荒海こえて行ったり来たり!日本書紀に登場する北方の異民族「粛慎(みしはせ)」とは?:5ページ目
その後
その後、粛慎はヤマト朝廷と和睦したのか、粛慎征伐の動きは沈静化していきます。
『日本書紀』には阿倍臣が粛慎の人々をもてなすエピソード(斉明天皇六660年五月条)や、新羅国(しらぎ。現:朝鮮半島東部)からの使者に粛慎人が随行していた記録(天武天皇五676年十一月条)、持統天皇が粛慎人二人に務広肆(むこうし。後の従七位下に相当)等の官位を与えたエピソード(持統天皇八694年一月二十三日条)等が残されています。

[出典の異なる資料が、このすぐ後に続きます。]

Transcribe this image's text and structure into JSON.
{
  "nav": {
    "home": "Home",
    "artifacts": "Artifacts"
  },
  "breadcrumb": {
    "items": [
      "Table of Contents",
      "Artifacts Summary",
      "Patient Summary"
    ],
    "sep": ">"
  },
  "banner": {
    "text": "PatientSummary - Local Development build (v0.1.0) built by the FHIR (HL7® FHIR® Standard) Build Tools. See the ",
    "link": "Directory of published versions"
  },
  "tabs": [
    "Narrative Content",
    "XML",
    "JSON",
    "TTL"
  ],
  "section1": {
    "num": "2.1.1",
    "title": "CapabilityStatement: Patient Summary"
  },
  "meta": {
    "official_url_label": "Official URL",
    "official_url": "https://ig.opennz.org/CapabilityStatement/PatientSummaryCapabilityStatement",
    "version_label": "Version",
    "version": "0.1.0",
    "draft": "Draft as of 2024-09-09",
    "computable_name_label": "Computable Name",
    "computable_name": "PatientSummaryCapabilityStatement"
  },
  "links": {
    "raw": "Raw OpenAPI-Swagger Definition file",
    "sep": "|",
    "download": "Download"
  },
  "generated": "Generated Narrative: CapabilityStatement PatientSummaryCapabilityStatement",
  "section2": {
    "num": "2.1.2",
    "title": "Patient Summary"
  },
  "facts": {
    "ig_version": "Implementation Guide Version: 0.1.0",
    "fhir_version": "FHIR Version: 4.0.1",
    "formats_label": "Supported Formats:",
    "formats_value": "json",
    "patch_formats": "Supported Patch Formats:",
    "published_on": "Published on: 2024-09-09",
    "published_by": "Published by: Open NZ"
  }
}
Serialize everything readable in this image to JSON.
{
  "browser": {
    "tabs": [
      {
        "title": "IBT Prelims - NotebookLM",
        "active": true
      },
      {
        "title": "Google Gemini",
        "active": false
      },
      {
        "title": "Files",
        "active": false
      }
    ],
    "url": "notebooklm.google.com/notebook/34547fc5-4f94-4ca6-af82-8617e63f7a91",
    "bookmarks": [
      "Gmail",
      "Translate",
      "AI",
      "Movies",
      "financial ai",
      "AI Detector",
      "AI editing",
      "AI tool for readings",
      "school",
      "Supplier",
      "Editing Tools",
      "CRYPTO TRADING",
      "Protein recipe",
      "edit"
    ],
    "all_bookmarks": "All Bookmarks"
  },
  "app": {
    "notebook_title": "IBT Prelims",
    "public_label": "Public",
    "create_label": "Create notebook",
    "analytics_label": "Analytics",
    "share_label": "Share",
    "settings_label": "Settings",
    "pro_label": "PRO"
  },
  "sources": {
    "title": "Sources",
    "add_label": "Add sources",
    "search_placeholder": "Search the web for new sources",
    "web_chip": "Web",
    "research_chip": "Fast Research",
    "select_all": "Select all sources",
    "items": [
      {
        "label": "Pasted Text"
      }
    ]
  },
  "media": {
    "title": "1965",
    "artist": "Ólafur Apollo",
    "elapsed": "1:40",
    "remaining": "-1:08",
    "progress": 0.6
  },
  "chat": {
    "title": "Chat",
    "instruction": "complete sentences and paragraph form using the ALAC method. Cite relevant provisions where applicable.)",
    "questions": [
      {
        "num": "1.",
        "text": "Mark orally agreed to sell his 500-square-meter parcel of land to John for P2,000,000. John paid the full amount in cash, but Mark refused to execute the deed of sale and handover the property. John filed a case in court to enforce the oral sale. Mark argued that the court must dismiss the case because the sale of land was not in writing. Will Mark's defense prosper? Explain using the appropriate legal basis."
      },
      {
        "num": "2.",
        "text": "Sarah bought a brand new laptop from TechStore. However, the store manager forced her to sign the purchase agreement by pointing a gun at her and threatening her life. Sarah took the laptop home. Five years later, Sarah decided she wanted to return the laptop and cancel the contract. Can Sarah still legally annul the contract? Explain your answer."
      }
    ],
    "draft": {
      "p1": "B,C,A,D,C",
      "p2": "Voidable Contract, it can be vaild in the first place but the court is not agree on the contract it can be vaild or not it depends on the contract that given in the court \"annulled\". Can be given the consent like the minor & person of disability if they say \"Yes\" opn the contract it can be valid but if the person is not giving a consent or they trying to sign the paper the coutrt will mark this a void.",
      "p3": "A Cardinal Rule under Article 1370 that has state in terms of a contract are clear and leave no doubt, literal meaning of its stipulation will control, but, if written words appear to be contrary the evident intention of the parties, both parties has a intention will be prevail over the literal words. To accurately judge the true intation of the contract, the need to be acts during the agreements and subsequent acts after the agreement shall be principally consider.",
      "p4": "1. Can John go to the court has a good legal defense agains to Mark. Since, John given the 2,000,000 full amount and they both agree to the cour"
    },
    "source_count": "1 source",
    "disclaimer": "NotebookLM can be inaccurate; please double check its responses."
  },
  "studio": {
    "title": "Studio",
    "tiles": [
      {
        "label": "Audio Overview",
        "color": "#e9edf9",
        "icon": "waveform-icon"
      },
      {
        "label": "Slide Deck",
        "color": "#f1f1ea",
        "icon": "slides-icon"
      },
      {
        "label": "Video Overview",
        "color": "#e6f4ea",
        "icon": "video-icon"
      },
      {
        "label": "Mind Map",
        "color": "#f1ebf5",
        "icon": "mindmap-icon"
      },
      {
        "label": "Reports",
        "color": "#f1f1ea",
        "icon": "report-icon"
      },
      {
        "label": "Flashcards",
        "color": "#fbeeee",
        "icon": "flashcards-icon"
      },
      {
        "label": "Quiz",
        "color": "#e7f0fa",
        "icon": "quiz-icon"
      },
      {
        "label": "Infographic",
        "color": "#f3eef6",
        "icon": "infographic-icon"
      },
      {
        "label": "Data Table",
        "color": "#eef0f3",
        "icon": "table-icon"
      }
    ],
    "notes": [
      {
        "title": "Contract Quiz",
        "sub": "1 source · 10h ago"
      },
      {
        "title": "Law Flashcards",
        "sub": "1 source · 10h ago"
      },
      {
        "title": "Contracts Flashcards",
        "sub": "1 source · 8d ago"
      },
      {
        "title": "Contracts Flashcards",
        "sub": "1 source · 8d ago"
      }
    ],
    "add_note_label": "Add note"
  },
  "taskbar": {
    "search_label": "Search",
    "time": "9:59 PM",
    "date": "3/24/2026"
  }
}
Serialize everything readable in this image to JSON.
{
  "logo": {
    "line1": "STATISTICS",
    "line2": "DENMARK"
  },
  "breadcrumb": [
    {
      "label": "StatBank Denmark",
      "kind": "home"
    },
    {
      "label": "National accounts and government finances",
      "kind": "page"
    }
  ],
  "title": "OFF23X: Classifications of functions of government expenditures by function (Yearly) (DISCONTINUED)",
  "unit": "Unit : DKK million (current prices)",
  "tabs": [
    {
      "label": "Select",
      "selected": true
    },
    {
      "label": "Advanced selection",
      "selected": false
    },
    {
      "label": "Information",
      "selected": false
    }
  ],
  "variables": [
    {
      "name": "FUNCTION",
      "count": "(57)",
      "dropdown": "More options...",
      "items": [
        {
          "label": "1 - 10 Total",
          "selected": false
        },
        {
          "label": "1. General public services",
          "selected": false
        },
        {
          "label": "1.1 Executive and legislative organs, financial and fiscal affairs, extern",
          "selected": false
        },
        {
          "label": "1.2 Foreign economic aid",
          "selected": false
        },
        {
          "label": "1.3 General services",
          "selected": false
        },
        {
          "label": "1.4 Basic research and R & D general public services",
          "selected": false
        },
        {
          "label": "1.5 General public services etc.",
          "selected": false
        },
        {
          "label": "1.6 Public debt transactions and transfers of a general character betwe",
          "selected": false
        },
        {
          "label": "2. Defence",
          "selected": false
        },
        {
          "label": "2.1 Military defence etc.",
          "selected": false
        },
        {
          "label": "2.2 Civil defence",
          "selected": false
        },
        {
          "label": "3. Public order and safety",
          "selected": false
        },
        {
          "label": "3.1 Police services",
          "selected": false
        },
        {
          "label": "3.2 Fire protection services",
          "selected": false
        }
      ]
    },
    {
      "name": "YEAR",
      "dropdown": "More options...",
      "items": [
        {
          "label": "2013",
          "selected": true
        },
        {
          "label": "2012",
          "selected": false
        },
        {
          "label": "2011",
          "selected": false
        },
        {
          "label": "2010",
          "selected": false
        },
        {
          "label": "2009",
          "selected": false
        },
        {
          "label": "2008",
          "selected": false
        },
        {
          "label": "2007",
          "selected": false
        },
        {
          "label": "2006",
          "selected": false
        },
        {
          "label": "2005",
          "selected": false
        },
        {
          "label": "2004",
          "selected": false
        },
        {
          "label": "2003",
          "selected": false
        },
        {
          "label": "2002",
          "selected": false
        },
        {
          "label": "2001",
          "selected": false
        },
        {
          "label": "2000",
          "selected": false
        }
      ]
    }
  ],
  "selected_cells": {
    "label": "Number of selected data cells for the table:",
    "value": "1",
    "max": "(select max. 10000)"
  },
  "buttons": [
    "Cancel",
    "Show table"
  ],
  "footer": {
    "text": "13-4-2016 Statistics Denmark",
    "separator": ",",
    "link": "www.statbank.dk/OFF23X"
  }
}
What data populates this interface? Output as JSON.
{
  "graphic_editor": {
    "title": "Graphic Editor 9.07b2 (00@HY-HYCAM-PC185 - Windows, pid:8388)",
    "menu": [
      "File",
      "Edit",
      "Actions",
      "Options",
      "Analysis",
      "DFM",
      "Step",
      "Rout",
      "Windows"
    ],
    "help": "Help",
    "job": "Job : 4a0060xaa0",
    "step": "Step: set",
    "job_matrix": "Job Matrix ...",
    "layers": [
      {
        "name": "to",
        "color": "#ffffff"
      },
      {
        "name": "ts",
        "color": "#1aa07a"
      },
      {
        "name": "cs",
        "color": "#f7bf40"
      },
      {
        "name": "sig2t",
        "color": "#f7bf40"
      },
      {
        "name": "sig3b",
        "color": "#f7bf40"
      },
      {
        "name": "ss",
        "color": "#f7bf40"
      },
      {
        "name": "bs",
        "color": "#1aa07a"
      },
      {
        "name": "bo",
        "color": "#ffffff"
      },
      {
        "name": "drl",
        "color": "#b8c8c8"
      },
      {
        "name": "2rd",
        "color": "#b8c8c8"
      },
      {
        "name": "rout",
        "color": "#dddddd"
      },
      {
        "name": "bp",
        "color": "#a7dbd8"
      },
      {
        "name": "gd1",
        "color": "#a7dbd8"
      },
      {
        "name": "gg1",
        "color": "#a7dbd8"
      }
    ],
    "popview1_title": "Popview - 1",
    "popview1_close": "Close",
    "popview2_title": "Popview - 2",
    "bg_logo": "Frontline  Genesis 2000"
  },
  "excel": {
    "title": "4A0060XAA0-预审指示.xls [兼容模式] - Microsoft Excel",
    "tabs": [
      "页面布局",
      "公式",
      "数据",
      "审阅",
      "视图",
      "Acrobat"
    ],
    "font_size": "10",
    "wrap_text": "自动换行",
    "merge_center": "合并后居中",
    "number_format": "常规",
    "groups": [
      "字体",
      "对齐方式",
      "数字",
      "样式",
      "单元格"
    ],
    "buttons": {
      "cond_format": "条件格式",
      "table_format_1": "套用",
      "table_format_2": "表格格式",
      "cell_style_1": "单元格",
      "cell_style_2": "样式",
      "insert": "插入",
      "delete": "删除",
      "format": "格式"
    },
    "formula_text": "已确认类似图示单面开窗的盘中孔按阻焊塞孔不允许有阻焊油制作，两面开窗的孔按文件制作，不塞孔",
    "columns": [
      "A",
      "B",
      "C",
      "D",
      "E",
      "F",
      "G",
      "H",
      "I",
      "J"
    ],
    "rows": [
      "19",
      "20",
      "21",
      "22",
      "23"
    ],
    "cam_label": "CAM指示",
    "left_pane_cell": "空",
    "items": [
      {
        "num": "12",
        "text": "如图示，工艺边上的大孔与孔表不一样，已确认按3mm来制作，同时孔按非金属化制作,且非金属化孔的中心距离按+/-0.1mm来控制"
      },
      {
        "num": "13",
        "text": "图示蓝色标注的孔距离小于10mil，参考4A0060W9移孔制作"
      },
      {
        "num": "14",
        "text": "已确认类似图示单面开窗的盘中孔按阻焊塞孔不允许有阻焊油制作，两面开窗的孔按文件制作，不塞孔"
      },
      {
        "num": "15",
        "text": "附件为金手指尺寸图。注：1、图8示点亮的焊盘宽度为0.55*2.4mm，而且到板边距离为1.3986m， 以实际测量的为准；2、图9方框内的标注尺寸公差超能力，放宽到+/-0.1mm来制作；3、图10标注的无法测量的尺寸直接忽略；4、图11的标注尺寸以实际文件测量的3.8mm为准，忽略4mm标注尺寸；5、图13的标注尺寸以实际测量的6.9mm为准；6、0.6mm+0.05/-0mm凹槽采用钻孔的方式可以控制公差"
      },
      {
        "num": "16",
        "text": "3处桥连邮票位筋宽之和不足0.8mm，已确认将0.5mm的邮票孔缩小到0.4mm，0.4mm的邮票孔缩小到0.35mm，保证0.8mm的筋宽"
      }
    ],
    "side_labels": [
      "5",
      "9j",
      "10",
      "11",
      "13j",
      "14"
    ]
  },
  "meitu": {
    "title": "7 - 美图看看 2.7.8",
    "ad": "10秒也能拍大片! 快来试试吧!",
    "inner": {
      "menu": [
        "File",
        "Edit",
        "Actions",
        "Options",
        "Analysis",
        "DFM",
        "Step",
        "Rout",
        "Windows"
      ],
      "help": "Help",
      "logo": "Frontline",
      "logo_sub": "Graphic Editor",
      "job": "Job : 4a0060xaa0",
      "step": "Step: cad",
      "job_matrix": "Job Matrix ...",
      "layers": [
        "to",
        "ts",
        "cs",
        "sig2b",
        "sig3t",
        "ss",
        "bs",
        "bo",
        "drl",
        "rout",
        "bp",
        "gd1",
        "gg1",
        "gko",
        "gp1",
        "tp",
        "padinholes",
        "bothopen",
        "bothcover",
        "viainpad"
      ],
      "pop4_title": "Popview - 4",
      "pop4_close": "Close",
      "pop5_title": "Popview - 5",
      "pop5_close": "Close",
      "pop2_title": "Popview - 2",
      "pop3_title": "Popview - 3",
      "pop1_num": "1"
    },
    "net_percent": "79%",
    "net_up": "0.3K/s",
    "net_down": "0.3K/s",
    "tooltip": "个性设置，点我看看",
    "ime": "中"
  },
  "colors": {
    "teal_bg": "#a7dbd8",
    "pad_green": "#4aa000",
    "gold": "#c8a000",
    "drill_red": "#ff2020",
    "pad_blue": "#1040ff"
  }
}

そして、持統天皇が粛慎人の志良守叡草(しらすえそう)という者に錦の袍(ほう。上着)と袴、絹や斧などを下賜した持統天皇十696年3月12日を最後に、『日本書紀』からその姿を消したのでした。
まとめ
よく「日本は島国だから、国際情勢に疎い」などと言われる方もいますが、四方が海だからこそ、舟であっちこっちに出て行って、多くの国や民族と交流を重ねてきました。
歴史を学ぶとき、国内だけでなく周辺国や民族の情勢・関係も視野に入れてみると、よりダイナミックに感じられて楽しいものです。